Tales of what I have been doing and have seen in West Africa can be saved for another time. As I type while flying back from Sierra Leone, I am wondering how it was that I became so dedicated for so long to one pathogen, albeit the cause of a pandemic that has killed millions and has significantly altered many aspects of modern medicine. Moreover, I reflect on how it came to be that I was pulled from this comfortable orbit by this even more sinister infection. Perhaps it is the particular monstrosity of Ebola that created my urge to respond – just as the swiftly spreading and devastating AIDS crisis of the 1980’s attracted me so strongly then.

Nagging at me, though, is an inkling that there is more to my motivation to respond than the overlap between HIV and Ebola. Can it be that now that HIV medicine has become largely a routine of well visits among people living with undetectable levels of the virus in their blood, when we track LDL cholesterol more closely than CD4 cell counts, that I and other HIV providers are seeking the excitement and novelty we once had? Are we increasingly becoming susceptible to the lure of the next big thing, be that HCV or, for some of us, Ebola?  Our victory against HIV has been accompanied by the loss of intensity that drove many of us to the fight against AIDS. And, so, no wonder that our gaze falls elsewhere.

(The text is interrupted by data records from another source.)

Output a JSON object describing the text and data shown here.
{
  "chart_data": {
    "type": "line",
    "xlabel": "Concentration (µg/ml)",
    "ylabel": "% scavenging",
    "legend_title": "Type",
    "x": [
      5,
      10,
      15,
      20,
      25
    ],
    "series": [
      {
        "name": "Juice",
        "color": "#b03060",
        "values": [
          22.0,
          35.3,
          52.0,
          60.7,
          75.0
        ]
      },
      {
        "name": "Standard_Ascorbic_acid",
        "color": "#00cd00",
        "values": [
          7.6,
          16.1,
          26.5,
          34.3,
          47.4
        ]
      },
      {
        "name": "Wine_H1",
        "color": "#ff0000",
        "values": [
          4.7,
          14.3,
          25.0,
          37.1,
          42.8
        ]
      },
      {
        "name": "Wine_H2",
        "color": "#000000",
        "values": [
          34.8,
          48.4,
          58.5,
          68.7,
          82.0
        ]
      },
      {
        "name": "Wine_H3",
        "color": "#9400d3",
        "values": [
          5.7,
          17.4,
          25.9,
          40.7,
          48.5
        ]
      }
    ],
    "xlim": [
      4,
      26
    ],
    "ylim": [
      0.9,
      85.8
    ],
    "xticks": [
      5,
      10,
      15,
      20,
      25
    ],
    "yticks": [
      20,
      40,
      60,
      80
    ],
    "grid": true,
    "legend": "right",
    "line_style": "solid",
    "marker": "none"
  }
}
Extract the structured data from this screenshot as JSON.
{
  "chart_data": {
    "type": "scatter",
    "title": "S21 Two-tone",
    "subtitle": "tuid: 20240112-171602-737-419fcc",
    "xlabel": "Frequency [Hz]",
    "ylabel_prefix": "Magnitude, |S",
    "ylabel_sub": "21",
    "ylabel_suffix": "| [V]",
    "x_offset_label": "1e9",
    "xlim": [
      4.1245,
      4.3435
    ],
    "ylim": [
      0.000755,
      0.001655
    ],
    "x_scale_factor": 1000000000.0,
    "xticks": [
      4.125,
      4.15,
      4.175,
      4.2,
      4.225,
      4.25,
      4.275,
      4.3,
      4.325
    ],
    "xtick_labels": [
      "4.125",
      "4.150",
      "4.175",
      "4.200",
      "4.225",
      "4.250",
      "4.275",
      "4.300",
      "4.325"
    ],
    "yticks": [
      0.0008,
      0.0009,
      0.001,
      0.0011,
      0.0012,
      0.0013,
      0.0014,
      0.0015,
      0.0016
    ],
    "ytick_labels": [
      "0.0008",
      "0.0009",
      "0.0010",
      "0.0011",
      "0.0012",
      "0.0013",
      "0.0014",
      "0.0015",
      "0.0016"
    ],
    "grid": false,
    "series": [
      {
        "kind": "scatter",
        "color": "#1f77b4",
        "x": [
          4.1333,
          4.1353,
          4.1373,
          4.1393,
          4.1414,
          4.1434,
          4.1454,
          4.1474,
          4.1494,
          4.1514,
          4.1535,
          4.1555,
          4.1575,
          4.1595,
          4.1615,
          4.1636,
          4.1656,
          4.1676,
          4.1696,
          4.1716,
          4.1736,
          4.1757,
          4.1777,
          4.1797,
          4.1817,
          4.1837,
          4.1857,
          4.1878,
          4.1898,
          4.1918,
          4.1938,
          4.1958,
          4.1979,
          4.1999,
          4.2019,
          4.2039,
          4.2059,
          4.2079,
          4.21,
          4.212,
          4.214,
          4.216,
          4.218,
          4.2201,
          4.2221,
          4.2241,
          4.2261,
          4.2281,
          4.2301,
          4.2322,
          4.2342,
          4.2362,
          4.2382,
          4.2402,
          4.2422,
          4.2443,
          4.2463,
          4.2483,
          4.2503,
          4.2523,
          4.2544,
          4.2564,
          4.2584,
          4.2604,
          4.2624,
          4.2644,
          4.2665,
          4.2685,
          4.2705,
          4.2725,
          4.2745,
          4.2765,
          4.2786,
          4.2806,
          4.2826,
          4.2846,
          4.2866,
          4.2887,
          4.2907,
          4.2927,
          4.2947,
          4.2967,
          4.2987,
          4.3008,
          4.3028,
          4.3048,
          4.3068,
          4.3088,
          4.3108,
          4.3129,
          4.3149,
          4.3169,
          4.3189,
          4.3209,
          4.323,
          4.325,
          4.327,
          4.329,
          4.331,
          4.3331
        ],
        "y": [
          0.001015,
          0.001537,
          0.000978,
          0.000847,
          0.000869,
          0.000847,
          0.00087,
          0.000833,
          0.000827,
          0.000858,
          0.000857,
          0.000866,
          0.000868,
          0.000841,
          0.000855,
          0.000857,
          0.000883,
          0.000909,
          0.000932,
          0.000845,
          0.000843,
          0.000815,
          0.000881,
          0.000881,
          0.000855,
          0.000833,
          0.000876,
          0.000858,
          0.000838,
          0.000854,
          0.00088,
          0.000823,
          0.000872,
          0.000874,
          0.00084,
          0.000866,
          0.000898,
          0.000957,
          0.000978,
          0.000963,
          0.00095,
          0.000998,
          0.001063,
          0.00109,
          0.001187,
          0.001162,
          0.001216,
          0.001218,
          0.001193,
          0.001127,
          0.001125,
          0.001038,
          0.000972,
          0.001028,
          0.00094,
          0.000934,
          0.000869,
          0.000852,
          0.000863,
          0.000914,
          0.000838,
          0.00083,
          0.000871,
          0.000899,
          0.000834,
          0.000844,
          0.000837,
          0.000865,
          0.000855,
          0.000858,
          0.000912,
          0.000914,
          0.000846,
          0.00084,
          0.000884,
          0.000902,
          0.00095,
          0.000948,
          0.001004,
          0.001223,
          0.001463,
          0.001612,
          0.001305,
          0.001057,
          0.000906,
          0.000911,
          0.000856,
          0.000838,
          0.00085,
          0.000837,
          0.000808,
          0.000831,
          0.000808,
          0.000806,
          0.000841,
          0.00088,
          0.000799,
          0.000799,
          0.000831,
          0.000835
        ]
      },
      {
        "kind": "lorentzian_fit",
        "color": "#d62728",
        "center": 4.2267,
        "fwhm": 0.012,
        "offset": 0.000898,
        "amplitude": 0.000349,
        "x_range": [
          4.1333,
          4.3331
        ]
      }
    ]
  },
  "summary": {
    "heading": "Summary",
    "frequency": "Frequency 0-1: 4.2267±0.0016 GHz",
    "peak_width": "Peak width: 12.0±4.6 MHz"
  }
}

I have to believe that I am driven toward Ebola by more than some sort of professional mid-life crisis; that my deciding to be involved reflects a commitment to help make things better for those infected and affected by this horror. Yet, I am also aware that why we do what we do is complicated.

I am not giving up my day job and will continue to be an HIV doctor until there is no HIV. Yet, I have to break the news to HIV that I have started seeing another virus. It is scary and wild and thrilling and it is also something I feel I have to do– just like back then, when young men started getting sick and I, along with many others, felt we had to come calling.